Nothing has been said yet about the role of the evil banks. The banks provide the rich and their companies with the services of finding the lowest rates of taxation or/and to channel money all over the world so that, at the end, no one knows anymore if taxes need to be paid or how much. Of course, this is all too true. For many banks and other financial institutions, helping rich people with money that they really do not know what to do with in order to make them even richer became their main and most lucrative business area: there is a myriad of tricks and refinements, a library of loopholes. No one needed a Panama-leak to realise this. Why are they all of the sudden so excited about?

Who told working people that they would have to provide for the future, save as much of their income on different accounts so that their money ‚works for them,‘ so that they will still enjoy an income when they are too old to work? Was it not a Red-Green Federal Government with a Labour minister called Riester who threw billions of tax payers money at a mischief that had been carefully worked out by the insurance industry? Even today there are still naive spirits who favour a ‚Germany Fund‘ because they think that this is the most efficient way to make money of ordinary people work: always looking for the highest return and – of course – the lowest tax rate.

Panama is everywhere because everywhere the same fiction is being chased after, the illusion that any amount of money that is provided to the capital markets will without any major problem yield a good return. This idea has always been wrong, but today even any halfway rational person can easily understand that the world economy does not function like this. The fact that all over the world the interest on safe long-term investments, especially government bonds, is zero or even negative unequivocally proves that the idea that ‘one can make his money work for himself’ is a pipe dream. Experts in banking and hedge funds who devise the most outlandish tricks involving the most outlandish countries are capable of performing the impossible for a while, but their services are not cheap. The fact that they are generally faster and smarter than national tax officials is not particularly surprising.

There are a few simple ways to correct this global madness. First you need to return to the normal taxation of businesses and citizens who earn far more than the average. Why is no one saying that the dramatic tax reductions for businesses and the reduction in the top rate of income tax have nothing, but then absolutely nothing, accomplished for society as a whole? Today, the ratio of investment to GDP is lower than it was in the years of high taxation.
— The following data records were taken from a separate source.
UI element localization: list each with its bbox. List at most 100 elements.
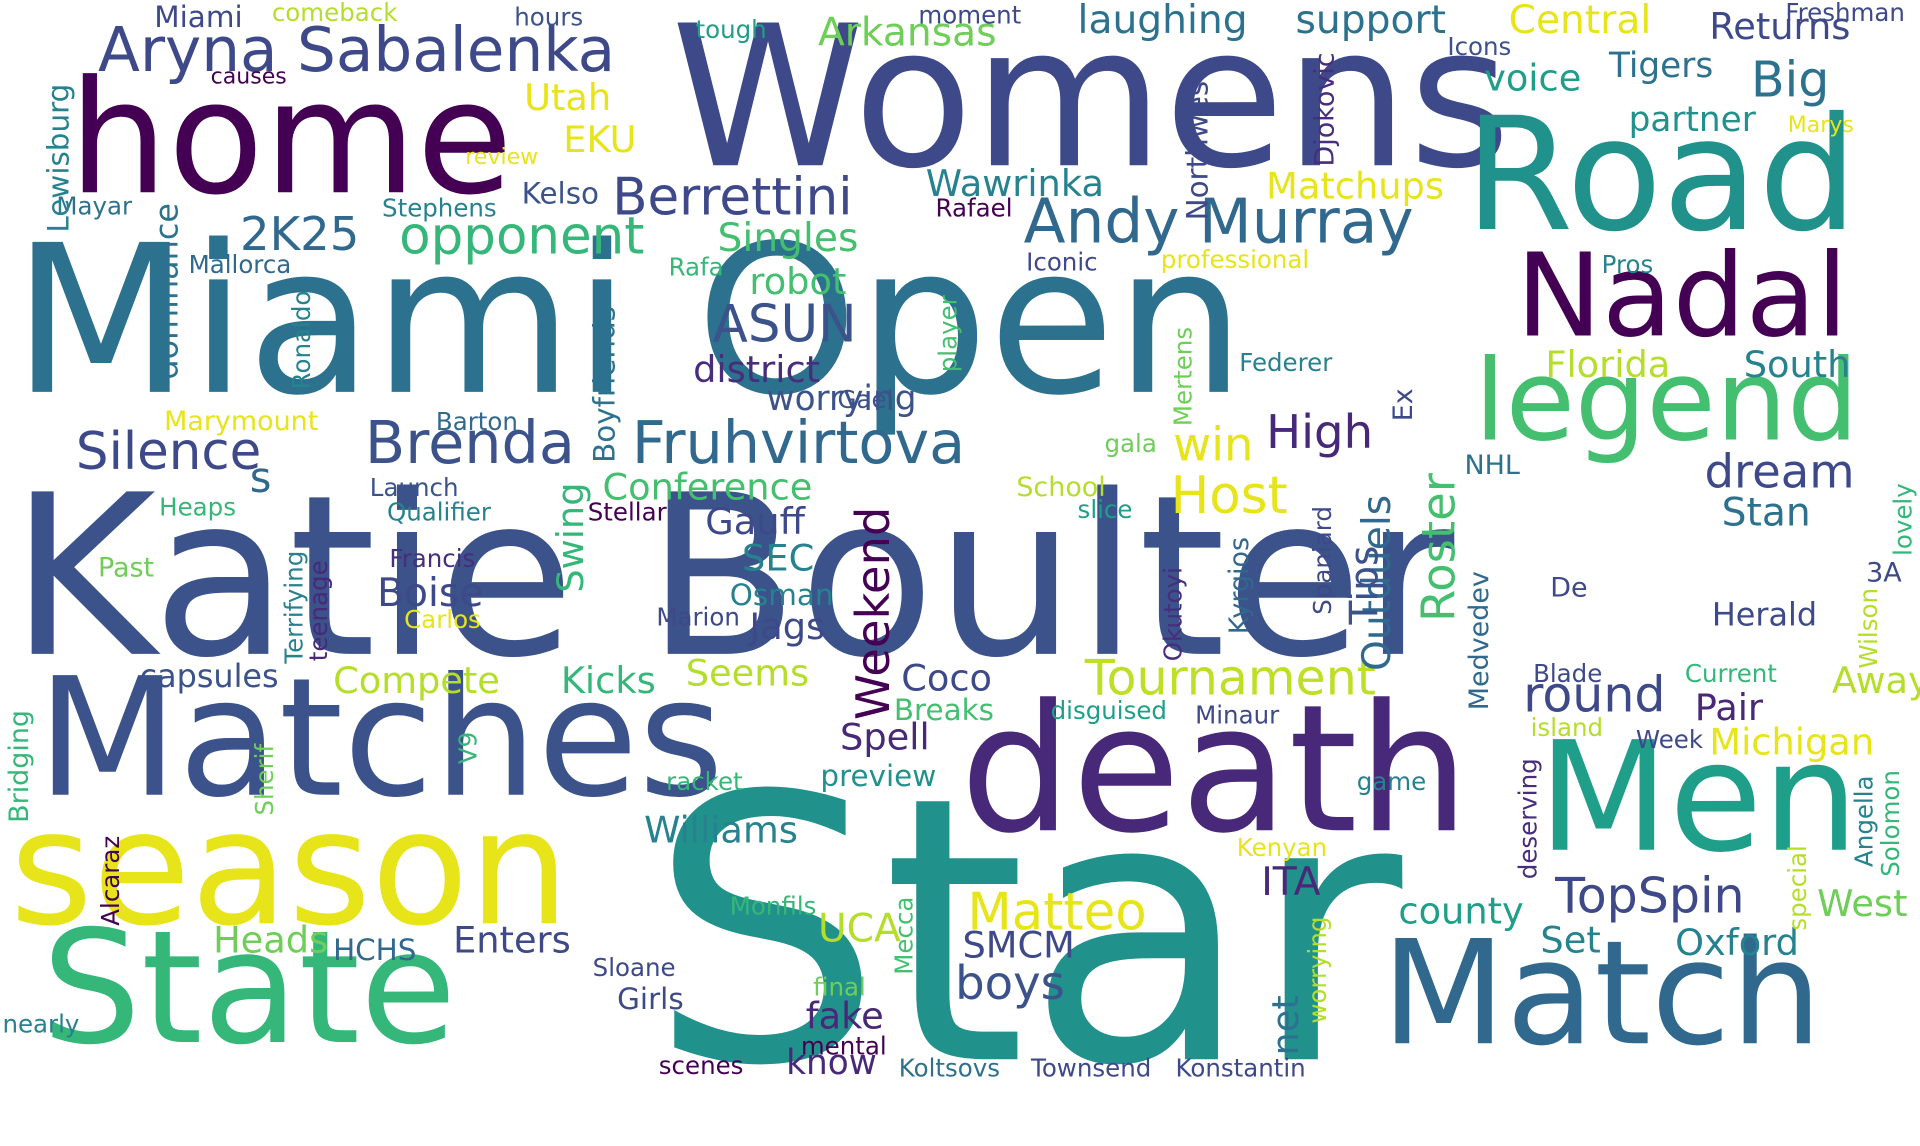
word-williams: Williams	[644, 809, 798, 853]
word-aryna-sabalenka: Aryna Sabalenka	[97, 14, 616, 86]
word-minaur: Minaur	[1195, 700, 1280, 730]
word-koltsovs: Koltsovs	[898, 1053, 1001, 1083]
word-ronaldo: Ronaldo	[286, 290, 316, 390]
word-katie-boulter: Katie Boulter	[9, 446, 1455, 707]
word-coco: Coco	[901, 657, 993, 701]
word-south: South	[1743, 344, 1851, 387]
word-s: s	[249, 454, 272, 504]
word-state: State	[41, 897, 457, 1081]
word-wt: worrying	[766, 378, 917, 419]
word-player: player	[933, 295, 963, 373]
word-voice: voice	[1484, 57, 1582, 101]
word-okutoyi: Okutoyi	[1158, 567, 1188, 662]
word-dominance: dominance	[149, 203, 187, 380]
word-blade: Blade	[1533, 658, 1603, 689]
word-season: season	[9, 775, 570, 962]
word-fruhvirtova: Fruhvirtova	[631, 408, 966, 478]
word-launch: Launch	[369, 472, 459, 503]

Why is it politically taboo to mention this?

Even more importantly: everyone within the federal treasury who is cheering because they fully support Schäuble’s black zero policy is more responsible for the ongoing global insanity of the competition for desposits than any peripheral country that tries to find an unoccupied niche somwhere in the tax cut competition of nations. This year, Germany will be the world’s largest net exporter of capital. The size of the German current account surplus for 2015 has just been officially confirmed. It is €257 billion. This is €257 billion that has been exported as a potential investment seeking capital. This year, it will be even more. This is the work of Wolfgang Schäuble, who has nothing else to do than to stubbornly add his austerity policies to the already pronounced austerity delusions of households and companies in Germany.

The outrage about Panama is cheap. Understanding the underlying relationships is obviously difficult. But those who understand it and still keep quiet are really responsible.